Nonda Katsalidis est un ami de Walsh et un partenaire du bureau d’architecture Fender Katsalidis Architects de Melbourne. Ce n’est pas le premier musée de cette communauté d’architectes qui existe depuis 1996, qui n’a cessé de grandir et qui possède aujourd’hui des bureaux à Melbourne avec 60 collaborateurs, à Sydney avec 30 personnes et à Londres avec également 30 personnes. L’extension de la “Bendigo Art Gallery” (1997) et le “Ian Potter Museum of Art” à Melbourne (1998) montrent déjà l’affinité et la grande sensibilité de Fender Katsalidis pour l’art. “La mission de l’architecture”, explique Karl Fender, “est de créer des espaces pour montrer l’art et le rendre tangible, pour en faire une expérience”. L’architecture se fond dans l’art, le laisse agir et, dans le meilleur des cas, devient elle-même une œuvre d’art.
L’art est un thème central pour Fender Katsalidis et fait partie intégrante de ses projets depuis le début : par exemple, le relief en forme de caryatide du sculpteur australien Peter Corlett à l’entrée des “Melbourne Terraces” (1994). Un visiteur européen aura peut-être du mal à le croire, mais il s’agit de l’un des premiers immeubles d’appartements de la City. En fait, les immeubles locatifs, les appartements et les tours d’habitation n’ont pas une longue histoire en Australie. Jusqu’à une époque récente, on vivait traditionnellement dans sa propre maison sur un “quarter acre” (environ 1000 mètres carrés) de terrain, appelé “the Australian Dream”. C’est ainsi que se sont formées les banlieues infinies d’une part et les centres commerciaux purs dans les centres-villes d’autre part. Des immeubles locatifs ont été construits en tant que logements sociaux, assez rares, et témoignant de la pauvreté de leurs habitants. On ne jouait pas avec les enfants qui y vivaient.

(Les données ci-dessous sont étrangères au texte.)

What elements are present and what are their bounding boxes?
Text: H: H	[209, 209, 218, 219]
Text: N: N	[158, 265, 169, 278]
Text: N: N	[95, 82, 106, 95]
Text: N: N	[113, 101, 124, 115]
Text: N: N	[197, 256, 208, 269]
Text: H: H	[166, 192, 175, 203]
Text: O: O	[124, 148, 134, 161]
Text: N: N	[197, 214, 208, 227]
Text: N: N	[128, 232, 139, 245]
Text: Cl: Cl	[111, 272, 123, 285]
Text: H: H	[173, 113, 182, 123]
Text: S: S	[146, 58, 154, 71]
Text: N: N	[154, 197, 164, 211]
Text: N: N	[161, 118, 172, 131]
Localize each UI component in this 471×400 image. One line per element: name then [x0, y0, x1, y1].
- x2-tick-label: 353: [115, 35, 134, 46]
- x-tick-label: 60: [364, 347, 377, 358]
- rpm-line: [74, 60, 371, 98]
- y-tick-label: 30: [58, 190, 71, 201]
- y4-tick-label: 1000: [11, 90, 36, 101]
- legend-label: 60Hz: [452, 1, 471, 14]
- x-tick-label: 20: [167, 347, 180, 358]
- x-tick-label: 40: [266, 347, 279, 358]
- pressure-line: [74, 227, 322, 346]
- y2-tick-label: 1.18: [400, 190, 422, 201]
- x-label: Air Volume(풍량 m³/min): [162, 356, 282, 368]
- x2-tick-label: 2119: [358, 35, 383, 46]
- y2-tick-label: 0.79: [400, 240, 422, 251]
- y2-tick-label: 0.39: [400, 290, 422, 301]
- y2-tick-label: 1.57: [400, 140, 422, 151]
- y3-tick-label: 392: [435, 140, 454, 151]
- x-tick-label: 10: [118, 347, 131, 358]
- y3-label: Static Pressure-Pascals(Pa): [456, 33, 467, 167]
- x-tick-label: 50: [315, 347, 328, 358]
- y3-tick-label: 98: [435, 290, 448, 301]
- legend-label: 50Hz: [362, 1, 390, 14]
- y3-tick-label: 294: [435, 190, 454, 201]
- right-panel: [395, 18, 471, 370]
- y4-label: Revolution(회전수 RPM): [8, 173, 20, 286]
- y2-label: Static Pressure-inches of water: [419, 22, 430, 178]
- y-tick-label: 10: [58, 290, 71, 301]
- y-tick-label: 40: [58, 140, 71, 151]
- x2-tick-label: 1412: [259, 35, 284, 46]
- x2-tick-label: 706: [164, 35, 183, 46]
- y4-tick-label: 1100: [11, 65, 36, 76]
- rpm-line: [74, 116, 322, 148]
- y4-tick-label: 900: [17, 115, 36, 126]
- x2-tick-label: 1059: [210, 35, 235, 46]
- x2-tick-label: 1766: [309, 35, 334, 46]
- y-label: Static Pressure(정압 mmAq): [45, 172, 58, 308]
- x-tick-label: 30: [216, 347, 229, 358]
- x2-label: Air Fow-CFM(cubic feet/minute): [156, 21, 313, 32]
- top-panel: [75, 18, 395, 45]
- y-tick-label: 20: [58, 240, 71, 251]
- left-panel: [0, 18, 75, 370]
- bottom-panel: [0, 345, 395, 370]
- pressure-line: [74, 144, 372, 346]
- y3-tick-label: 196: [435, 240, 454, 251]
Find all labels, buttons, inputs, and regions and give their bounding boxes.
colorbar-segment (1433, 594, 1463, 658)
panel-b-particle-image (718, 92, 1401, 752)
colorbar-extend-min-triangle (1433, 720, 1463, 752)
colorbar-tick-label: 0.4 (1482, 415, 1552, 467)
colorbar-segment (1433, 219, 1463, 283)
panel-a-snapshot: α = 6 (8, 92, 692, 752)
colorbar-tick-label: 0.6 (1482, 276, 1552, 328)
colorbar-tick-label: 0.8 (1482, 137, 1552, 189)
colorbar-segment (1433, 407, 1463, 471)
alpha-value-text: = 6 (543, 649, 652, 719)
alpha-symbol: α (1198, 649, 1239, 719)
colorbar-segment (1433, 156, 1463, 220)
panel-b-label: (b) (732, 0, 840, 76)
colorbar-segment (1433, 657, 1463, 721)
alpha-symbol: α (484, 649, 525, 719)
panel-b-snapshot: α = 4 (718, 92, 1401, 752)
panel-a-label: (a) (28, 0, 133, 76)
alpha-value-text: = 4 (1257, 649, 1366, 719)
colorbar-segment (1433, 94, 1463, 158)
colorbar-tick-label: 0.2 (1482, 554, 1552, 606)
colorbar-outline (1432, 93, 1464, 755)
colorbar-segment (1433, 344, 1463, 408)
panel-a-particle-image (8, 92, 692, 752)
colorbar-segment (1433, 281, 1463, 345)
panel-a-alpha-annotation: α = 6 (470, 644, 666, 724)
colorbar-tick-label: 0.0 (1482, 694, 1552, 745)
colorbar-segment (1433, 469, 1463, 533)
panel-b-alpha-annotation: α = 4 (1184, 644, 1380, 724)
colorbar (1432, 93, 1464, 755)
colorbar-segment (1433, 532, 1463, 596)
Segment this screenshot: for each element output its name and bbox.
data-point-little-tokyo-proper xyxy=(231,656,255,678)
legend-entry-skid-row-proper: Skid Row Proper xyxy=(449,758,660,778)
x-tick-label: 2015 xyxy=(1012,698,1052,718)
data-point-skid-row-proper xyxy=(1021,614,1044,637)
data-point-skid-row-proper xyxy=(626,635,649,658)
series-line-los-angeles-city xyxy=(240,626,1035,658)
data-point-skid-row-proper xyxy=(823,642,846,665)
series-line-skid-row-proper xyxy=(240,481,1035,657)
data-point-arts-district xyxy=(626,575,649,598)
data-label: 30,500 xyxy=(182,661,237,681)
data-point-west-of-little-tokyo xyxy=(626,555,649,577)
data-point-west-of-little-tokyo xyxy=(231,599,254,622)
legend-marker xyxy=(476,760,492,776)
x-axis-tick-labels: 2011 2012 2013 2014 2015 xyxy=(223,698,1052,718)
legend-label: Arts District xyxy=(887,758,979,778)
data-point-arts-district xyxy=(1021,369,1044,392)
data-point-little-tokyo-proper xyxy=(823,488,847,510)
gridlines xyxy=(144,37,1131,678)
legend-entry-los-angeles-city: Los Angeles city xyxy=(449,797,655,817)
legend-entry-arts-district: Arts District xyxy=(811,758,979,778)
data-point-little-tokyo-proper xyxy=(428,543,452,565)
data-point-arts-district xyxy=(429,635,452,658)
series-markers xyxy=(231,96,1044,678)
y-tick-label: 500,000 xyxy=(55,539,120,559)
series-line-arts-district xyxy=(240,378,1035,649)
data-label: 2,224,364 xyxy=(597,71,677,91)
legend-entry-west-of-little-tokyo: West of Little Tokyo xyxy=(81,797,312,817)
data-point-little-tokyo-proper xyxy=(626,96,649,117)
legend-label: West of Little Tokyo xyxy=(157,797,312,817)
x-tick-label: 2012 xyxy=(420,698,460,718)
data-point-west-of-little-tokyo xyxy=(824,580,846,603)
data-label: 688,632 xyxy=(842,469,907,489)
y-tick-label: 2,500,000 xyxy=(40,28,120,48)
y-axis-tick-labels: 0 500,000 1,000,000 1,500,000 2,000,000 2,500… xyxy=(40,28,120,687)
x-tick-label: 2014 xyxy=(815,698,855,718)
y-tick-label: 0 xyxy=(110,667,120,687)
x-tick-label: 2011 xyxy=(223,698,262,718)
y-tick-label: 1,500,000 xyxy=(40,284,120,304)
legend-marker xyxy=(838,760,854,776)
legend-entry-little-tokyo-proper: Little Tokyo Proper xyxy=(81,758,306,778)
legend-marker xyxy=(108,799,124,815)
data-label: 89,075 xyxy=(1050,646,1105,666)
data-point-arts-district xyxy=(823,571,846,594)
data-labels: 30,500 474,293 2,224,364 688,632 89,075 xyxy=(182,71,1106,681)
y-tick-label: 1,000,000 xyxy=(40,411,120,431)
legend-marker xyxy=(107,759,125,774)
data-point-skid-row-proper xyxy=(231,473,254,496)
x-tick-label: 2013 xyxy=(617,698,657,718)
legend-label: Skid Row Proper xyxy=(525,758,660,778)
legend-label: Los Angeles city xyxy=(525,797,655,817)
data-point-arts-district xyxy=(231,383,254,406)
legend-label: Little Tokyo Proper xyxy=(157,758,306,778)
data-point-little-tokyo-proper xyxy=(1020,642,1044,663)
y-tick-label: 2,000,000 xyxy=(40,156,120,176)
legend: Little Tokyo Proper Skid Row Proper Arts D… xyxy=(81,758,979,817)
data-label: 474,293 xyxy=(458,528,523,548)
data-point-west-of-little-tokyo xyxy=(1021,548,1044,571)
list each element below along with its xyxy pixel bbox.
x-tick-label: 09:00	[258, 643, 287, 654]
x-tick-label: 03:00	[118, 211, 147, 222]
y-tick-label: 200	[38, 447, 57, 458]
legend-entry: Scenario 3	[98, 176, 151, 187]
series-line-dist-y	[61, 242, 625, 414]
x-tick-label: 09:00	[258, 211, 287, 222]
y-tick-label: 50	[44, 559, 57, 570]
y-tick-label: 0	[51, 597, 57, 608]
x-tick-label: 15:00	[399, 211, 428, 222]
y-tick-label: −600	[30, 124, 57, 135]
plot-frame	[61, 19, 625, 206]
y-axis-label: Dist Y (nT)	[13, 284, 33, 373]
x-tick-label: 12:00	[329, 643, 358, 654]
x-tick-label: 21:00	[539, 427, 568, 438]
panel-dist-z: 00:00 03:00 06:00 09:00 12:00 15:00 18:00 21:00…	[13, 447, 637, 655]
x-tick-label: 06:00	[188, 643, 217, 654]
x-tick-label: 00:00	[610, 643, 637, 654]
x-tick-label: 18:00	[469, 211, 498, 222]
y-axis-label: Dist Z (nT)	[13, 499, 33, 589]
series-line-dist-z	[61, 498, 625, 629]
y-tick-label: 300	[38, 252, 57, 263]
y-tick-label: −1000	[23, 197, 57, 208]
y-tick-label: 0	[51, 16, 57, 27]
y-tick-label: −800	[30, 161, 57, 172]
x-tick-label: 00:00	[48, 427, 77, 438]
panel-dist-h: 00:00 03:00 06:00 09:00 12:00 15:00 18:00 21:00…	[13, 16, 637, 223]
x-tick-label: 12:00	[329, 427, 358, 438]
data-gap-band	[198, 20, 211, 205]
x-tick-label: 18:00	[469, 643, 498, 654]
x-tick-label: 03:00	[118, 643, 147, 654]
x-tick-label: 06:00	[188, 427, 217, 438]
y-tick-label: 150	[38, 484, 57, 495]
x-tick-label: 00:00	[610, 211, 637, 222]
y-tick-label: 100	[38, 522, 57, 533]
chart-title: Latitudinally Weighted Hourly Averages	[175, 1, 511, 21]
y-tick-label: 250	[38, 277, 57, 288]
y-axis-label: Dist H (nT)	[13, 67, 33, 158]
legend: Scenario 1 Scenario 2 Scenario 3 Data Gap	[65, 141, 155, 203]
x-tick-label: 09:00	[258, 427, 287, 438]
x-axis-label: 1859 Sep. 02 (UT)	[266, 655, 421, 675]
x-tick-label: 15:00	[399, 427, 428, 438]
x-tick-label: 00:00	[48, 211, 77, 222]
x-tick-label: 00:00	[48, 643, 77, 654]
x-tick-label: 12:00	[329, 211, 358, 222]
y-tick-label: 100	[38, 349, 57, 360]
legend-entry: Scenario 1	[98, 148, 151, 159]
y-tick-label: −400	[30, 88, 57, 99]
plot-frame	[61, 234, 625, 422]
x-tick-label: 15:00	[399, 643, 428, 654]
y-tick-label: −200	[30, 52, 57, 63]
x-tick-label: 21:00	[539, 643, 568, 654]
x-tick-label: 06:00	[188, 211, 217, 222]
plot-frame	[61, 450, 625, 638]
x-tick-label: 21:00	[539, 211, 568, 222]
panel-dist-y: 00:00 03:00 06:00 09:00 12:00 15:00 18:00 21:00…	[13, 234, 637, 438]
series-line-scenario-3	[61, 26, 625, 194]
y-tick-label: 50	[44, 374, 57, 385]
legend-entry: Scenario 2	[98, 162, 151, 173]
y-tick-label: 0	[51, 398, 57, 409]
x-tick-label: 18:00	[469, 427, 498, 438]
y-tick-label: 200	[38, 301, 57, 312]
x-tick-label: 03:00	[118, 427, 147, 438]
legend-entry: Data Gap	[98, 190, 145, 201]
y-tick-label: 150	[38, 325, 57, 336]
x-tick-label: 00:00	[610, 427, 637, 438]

Lorsque Karl Fender et Nonda Katsalidis (d’origine germano-hollandaise et grecque, comme leurs noms l’indiquent) ont couché sur le papier leurs propres rêves architecturaux au début des années 1990, des tours d’appartements de luxe ont vu le jour pour le centre-ville, c’est-à-dire quelque chose d’inédit et de complètement nouveau pour Melbourne et toute l’Australie. Des trajets courts, habiter et travailler dans le même quartier, des quartiers verticaux devaient voir le jour. “Nous n’avions pas vraiment de modèles pour les plans des appartements”, explique Karl Fender. “Nous avons réfléchi à la manière dont nous aimerions nous-mêmes habiter”.